Graduation Year

2019

Document Type

Dissertation

Degree

Ph.D.

Degree Name

Doctor of Philosophy (Ph.D.)

Degree Granting Department

Chemical Engineering

Major Professor

Scott W. Campbell, Ph.D.

Co-Major Professor

Jeffrey A. Cunningham, Ph.D.

Committee Member

Dharendra Y. Goswami, Ph.D.

Committee Member

John N. Kuhn, Ph.D.

Committee Member

Eric L. Sonnenthal, Ph.D.

Keywords

Carbon Sequestration, Geochemistry, NO2, Disproportionation Reaction, Storage Efficiency, Salinity, Gas Saturation, SO2, Reactive Transport, Solubility Trapping

Abstract

Geological carbon sequestration in a saline formation is a promising technology for large-scale carbon dioxide (CO2) mitigation. Several factors such as temperature, pressure, salinity, hydraulic conductivity, and mineralogy of a formation affect the CO2 sequestration in saline formations. These factors can vary widely depending upon the type of formation or the degree of heterogeneity within a formation. In addition to these properties of the repositories, the CO2-rich flue gas streams captured from point sources often contains small amounts of impurities such as sulfur oxides (SOx) and nitrogen oxides (NOx), which may have serious implications on the chemistry of the repositories during geological carbon storage. Carbonate minerals which are abundant in saline formations are more responsive than silicate minerals to these geochemical reactions. Therefore, the overall objective of this dissertation is to assess the impact of salinity, temperature, and trace gases (SO2 and NO2) on geological carbon sequestration in deep saline carbonate aquifers. The overall goal is achieved through five specific goals: 1) evaluating a modeling tool to simulate geological carbon storage in high-salinity carbonate formations, 2) estimating the effect of brine salinity on geological carbon storage, 3) estimating the effect of formation temperature on geological carbon storage, 4) estimating the effect of SO2 co-injection on the storage, and 5) estimating the effect of NO2 and SO2-NO2 co-injection on the storage.

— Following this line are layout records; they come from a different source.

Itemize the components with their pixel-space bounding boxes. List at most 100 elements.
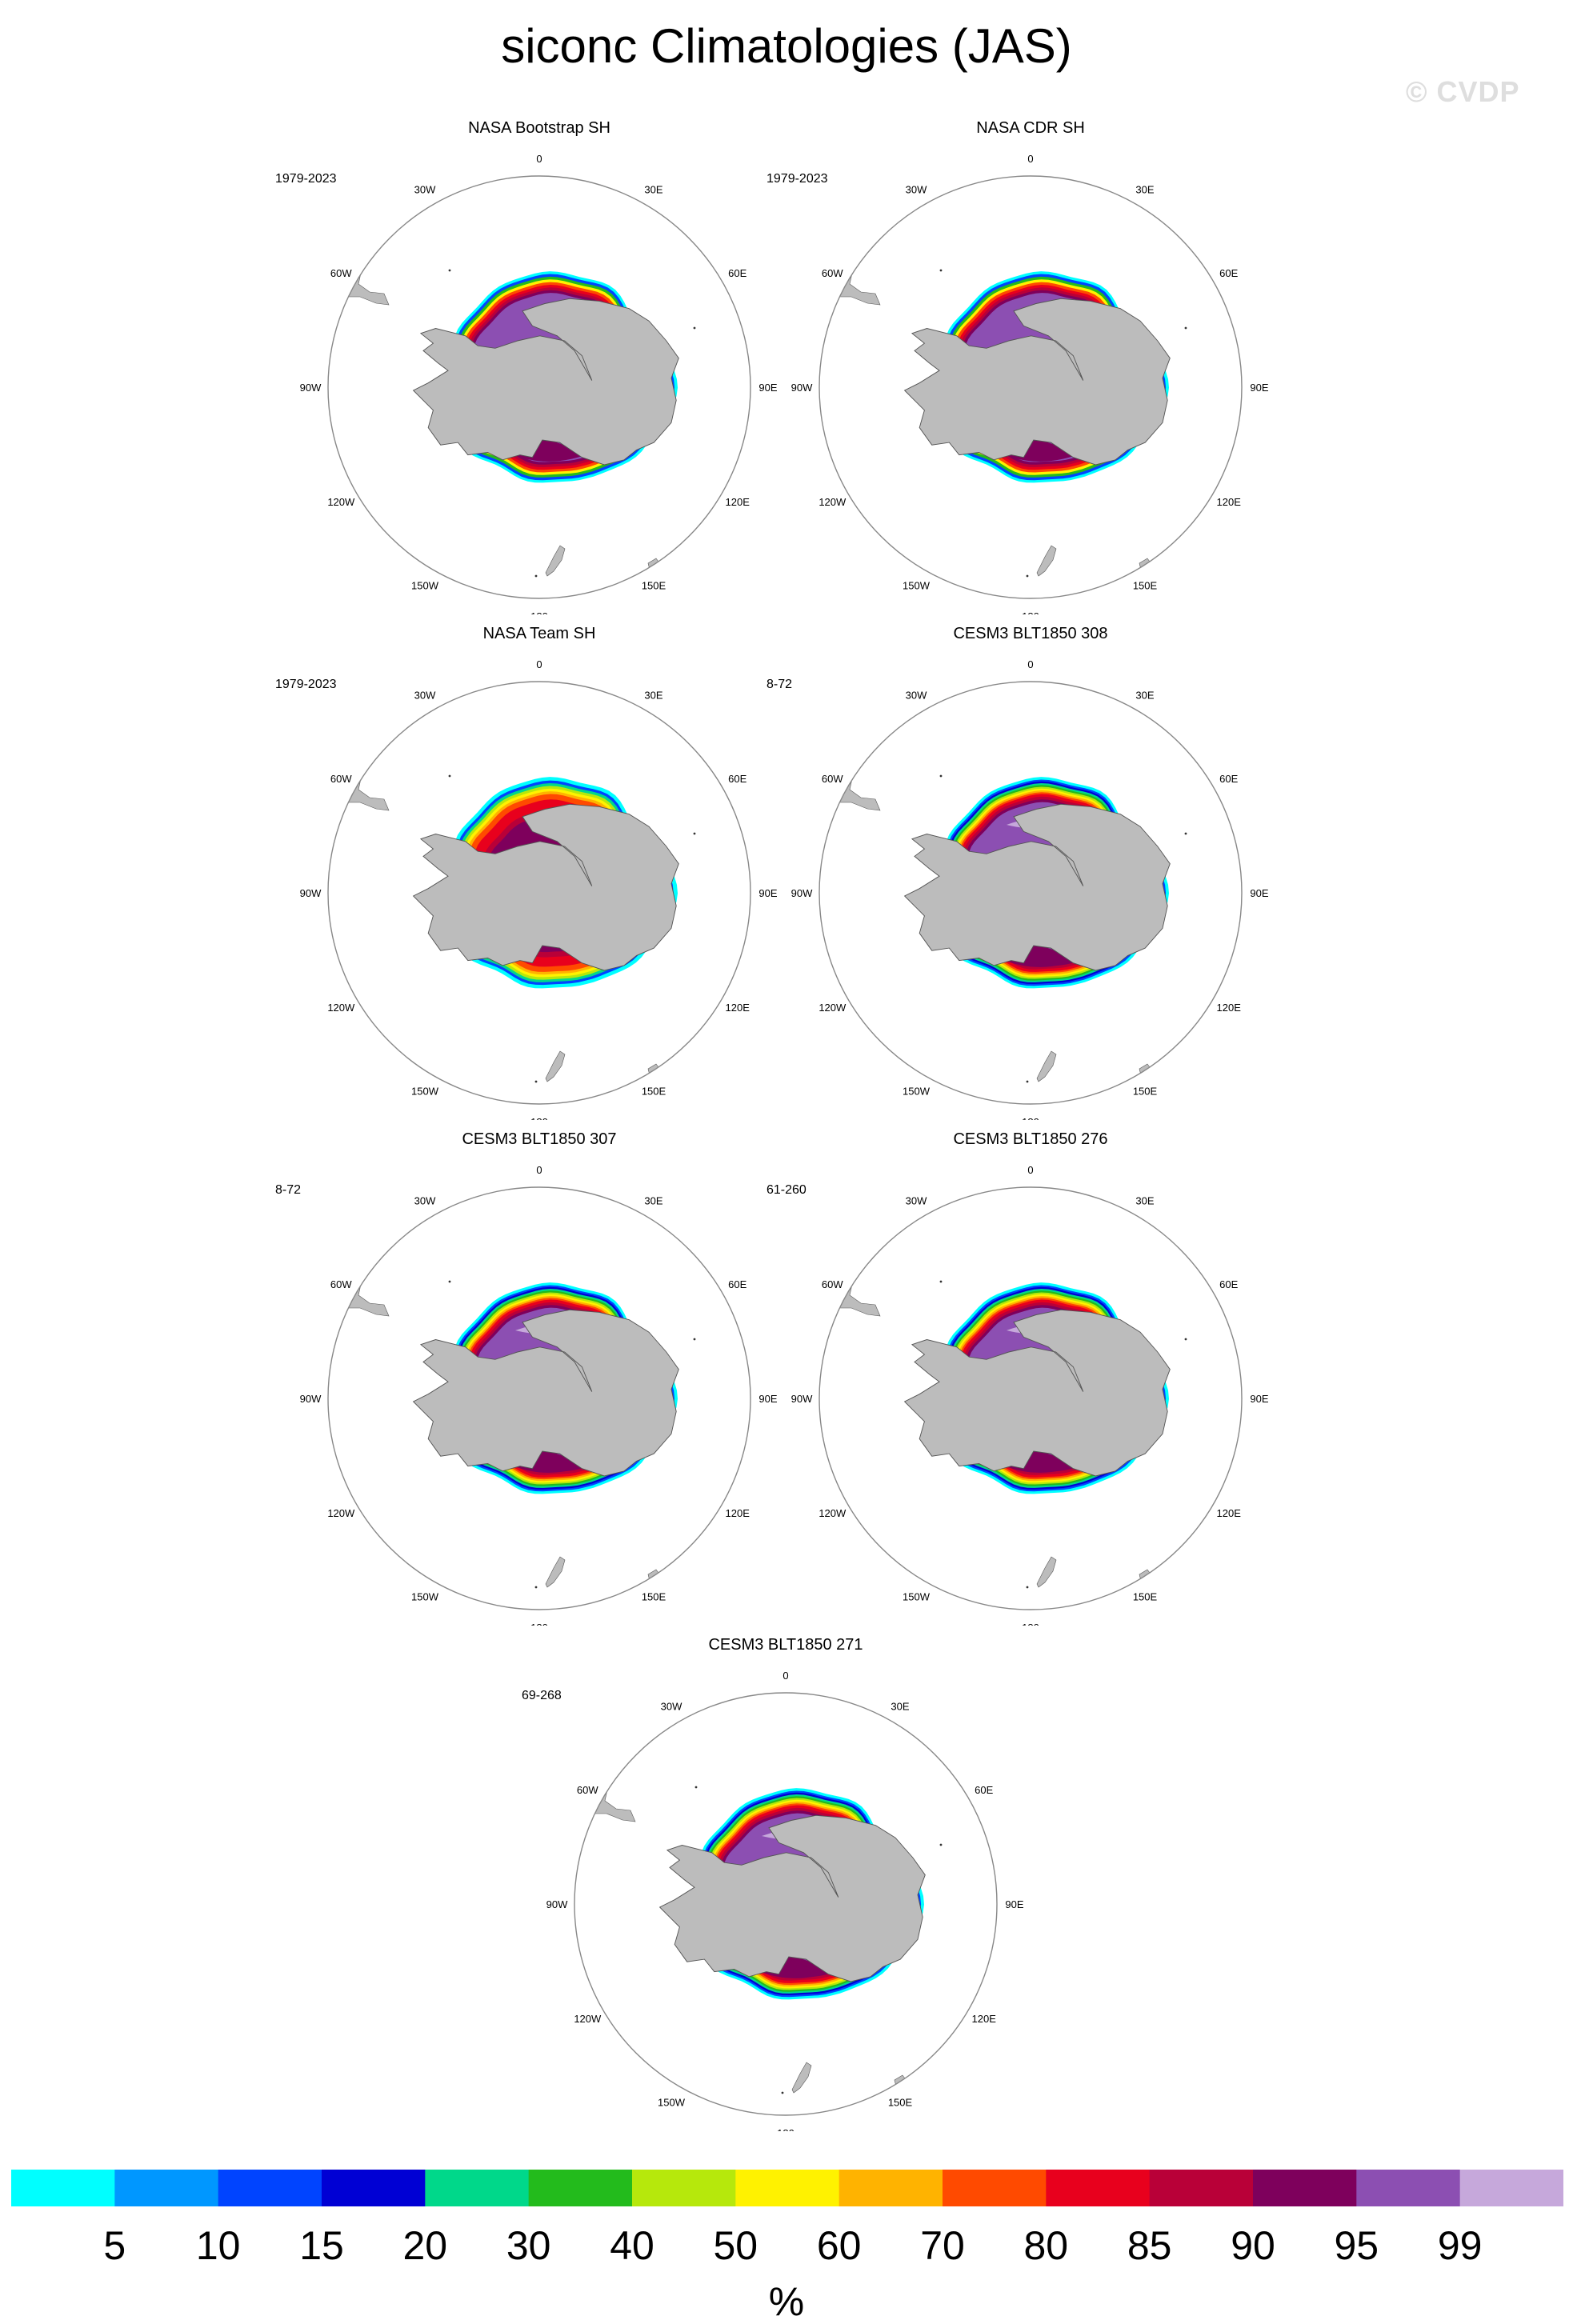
island-mark xyxy=(693,832,696,835)
longitude-label: 60E xyxy=(975,1784,993,1796)
longitude-label: 150E xyxy=(1133,1086,1158,1098)
colorbar-swatch xyxy=(1149,2170,1254,2206)
island-mark xyxy=(694,1786,698,1789)
longitude-label: 150W xyxy=(903,1086,931,1098)
colorbar-swatch xyxy=(943,2170,1047,2206)
longitude-label: 120W xyxy=(819,1507,847,1519)
colorbar-swatch xyxy=(114,2170,219,2206)
colorbar-tick-label: 30 xyxy=(506,2223,551,2268)
longitude-label: 0 xyxy=(536,658,542,670)
longitude-label: 120E xyxy=(1217,496,1242,508)
map-boundary xyxy=(327,1186,751,1610)
longitude-label: 150W xyxy=(411,580,439,592)
new-zealand-land xyxy=(1036,545,1057,577)
new-zealand-land xyxy=(545,1050,566,1082)
map-panel: 0 30E 60E 90E 120E 150E 180 150W 120W 90W 60W 30W CE… xyxy=(522,1635,1050,2131)
panel-title: CESM3 BLT1850 308 xyxy=(953,625,1108,642)
colorbar-swatch xyxy=(528,2170,633,2206)
longitude-label: 30E xyxy=(1135,1194,1154,1206)
longitude-label: 180 xyxy=(1022,1622,1039,1626)
island-mark xyxy=(1184,1338,1187,1341)
polar-map: 0 30E 60E 90E 120E 150E 180 150W 120W 90W 60W 30W xyxy=(300,153,778,614)
map-panel: 0 30E 60E 90E 120E 150E 180 150W 120W 90W 60W 30W NA… xyxy=(275,624,803,1120)
longitude-label: 120W xyxy=(327,496,355,508)
longitude-label: 180 xyxy=(777,2127,795,2131)
longitude-label: 30W xyxy=(661,1700,682,1712)
longitude-label: 90W xyxy=(546,1898,568,1910)
colorbar-unit: % xyxy=(768,2279,805,2324)
longitude-label: 120E xyxy=(726,496,750,508)
panel-title: CESM3 BLT1850 276 xyxy=(953,1130,1108,1148)
longitude-label: 120E xyxy=(972,2013,997,2025)
panel-title: NASA CDR SH xyxy=(976,119,1085,137)
map-panel: 0 30E 60E 90E 120E 150E 180 150W 120W 90W 60W 30W CE… xyxy=(275,1130,803,1626)
longitude-label: 0 xyxy=(1027,658,1033,670)
longitude-label: 90E xyxy=(1005,1898,1023,1910)
polar-map: 0 30E 60E 90E 120E 150E 180 150W 120W 90W 60W 30W xyxy=(791,658,1269,1120)
island-mark xyxy=(534,1586,538,1589)
longitude-label: 0 xyxy=(782,1670,788,1682)
colorbar-tick-label: 40 xyxy=(610,2223,654,2268)
map-boundary xyxy=(327,175,751,599)
island-mark xyxy=(781,2091,784,2094)
longitude-label: 90W xyxy=(791,1393,813,1405)
colorbar-tick-label: 99 xyxy=(1438,2223,1483,2268)
longitude-label: 60W xyxy=(822,773,843,785)
longitude-label: 120W xyxy=(327,1002,355,1014)
island-mark xyxy=(1184,326,1187,330)
polar-map: 0 30E 60E 90E 120E 150E 180 150W 120W 90W 60W 30W xyxy=(300,1164,778,1626)
colorbar-swatch xyxy=(11,2170,115,2206)
map-panel: 0 30E 60E 90E 120E 150E 180 150W 120W 90W 60W 30W NA… xyxy=(766,118,1295,614)
longitude-label: 120W xyxy=(819,1002,847,1014)
longitude-label: 120E xyxy=(1217,1507,1242,1519)
longitude-label: 60E xyxy=(1219,773,1238,785)
new-zealand-land xyxy=(545,545,566,577)
colorbar-swatch xyxy=(1356,2170,1461,2206)
longitude-label: 90W xyxy=(791,382,813,394)
longitude-label: 150E xyxy=(642,580,666,592)
longitude-label: 60E xyxy=(728,1278,746,1290)
island-mark xyxy=(939,1843,943,1846)
longitude-label: 120W xyxy=(574,2013,602,2025)
panel-title: NASA Team SH xyxy=(482,625,596,642)
colorbar-tick-label: 15 xyxy=(299,2223,344,2268)
map-boundary xyxy=(819,681,1243,1105)
colorbar-tick-label: 95 xyxy=(1334,2223,1379,2268)
south-america-land xyxy=(338,258,390,306)
new-zealand-land xyxy=(791,2062,812,2094)
map-panel: 0 30E 60E 90E 120E 150E 180 150W 120W 90W 60W 30W CE… xyxy=(766,624,1295,1120)
longitude-label: 30E xyxy=(1135,689,1154,701)
colorbar-swatch xyxy=(735,2170,840,2206)
polar-map: 0 30E 60E 90E 120E 150E 180 150W 120W 90W 60W 30W xyxy=(300,658,778,1120)
longitude-label: 0 xyxy=(1027,1164,1033,1176)
colorbar-tick-label: 80 xyxy=(1023,2223,1068,2268)
map-boundary xyxy=(819,175,1243,599)
panel-years: 8-72 xyxy=(766,678,793,691)
panel-years: 61-260 xyxy=(766,1183,807,1197)
longitude-label: 150W xyxy=(658,2097,686,2109)
south-america-land xyxy=(830,258,881,306)
longitude-label: 90E xyxy=(1250,382,1268,394)
colorbar-tick-label: 10 xyxy=(196,2223,241,2268)
new-zealand-land xyxy=(545,1556,566,1588)
longitude-label: 30W xyxy=(906,689,927,701)
island-mark xyxy=(448,774,451,778)
colorbar-tick-label: 85 xyxy=(1127,2223,1172,2268)
longitude-label: 60W xyxy=(330,267,352,279)
longitude-label: 150E xyxy=(1133,1591,1158,1603)
colorbar-tick-label: 70 xyxy=(920,2223,965,2268)
antarctica-land xyxy=(658,1814,926,1982)
island-mark xyxy=(939,774,943,778)
figure-title: siconc Climatologies (JAS) xyxy=(501,19,1072,73)
antarctica-land xyxy=(903,298,1171,466)
polar-map: 0 30E 60E 90E 120E 150E 180 150W 120W 90W 60W 30W xyxy=(791,1164,1269,1626)
longitude-label: 90E xyxy=(1250,887,1268,899)
colorbar-swatch xyxy=(632,2170,736,2206)
longitude-label: 30W xyxy=(414,1194,436,1206)
south-america-land xyxy=(830,763,881,811)
polar-map: 0 30E 60E 90E 120E 150E 180 150W 120W 90W 60W 30W xyxy=(546,1670,1024,2131)
longitude-label: 30W xyxy=(906,183,927,195)
colorbar-swatch xyxy=(1459,2170,1563,2206)
longitude-label: 150W xyxy=(903,580,931,592)
panel-years: 8-72 xyxy=(275,1183,302,1197)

For the first specific goal, the suitability of TOUGHREACT 3.0/ECO2N (https://tough.lbl.gov/software/toughreact) has been assessed for modeling geological carbon storage in a deep saline carbonate formation. Based on the assessment, TOUGHREACT/ECO2N has been used for the simulations in rest of the goals.

For rest of the goals, injection of CO2 into a deep saline aquifer comprised of calcite, anhydrite, and dolomite have been simulated. For goal 2 and goal 3, brine salinity and formation temperature were varied respectively. For goal 4 and goal 5, mole % of trace gases co-injected with the CO2 were varied. The effects of the varying conditions on the volume of CO2 stored, changes in pH of brine, and precipitation and dissolution of minerals have been assessed.

Results from the study suggests that low salinity favors the solubility trapping of CO2 with better storage efficiency (goal 2). For goal 3, the storage efficiency decreases with increase in temperature. However, the solubility trapping of CO2 increases with increase in temperature due to higher interfacial area between brine and gas/supercritical phase. Formation temperature and salinity don’t have large impact on acidification of brine or porosity of the formation due to dissolution and precipitation of the minerals.

Co-injection of SO2 forms sulfuric acid and leads to more acidification of brine than pure CO2. Also, it further leads to higher precipitation of anhydrite (goal 4) in the SO2 outreach zone and causes a lower net increase in porosity as compared to pure CO2. In the case of CO2- NO2 co-injection, the acidification of brine or pH change is similar to goal 4 but the precipitation of anhydrite is similar as in case of pure CO2. In fact, the net increase in porosity increases with increase in NO2 concentration. In CO2-SO2-NO2 co-injection, the net increase in porosity decreases with increase in SO2 concentration in the trace gas.

Overall, the results from the study suggests that CO2 can be successfully sequestered in the temperature range of 35-95 °C and salinity range of 1-15% NaCl (by weight). Also, co-injecting the trace gases along with CO2 is technically feasible with acceptable changes in mineralogy. The co-injection of trace gases adds economic benefit for sustainable and dedicated geological carbon storage.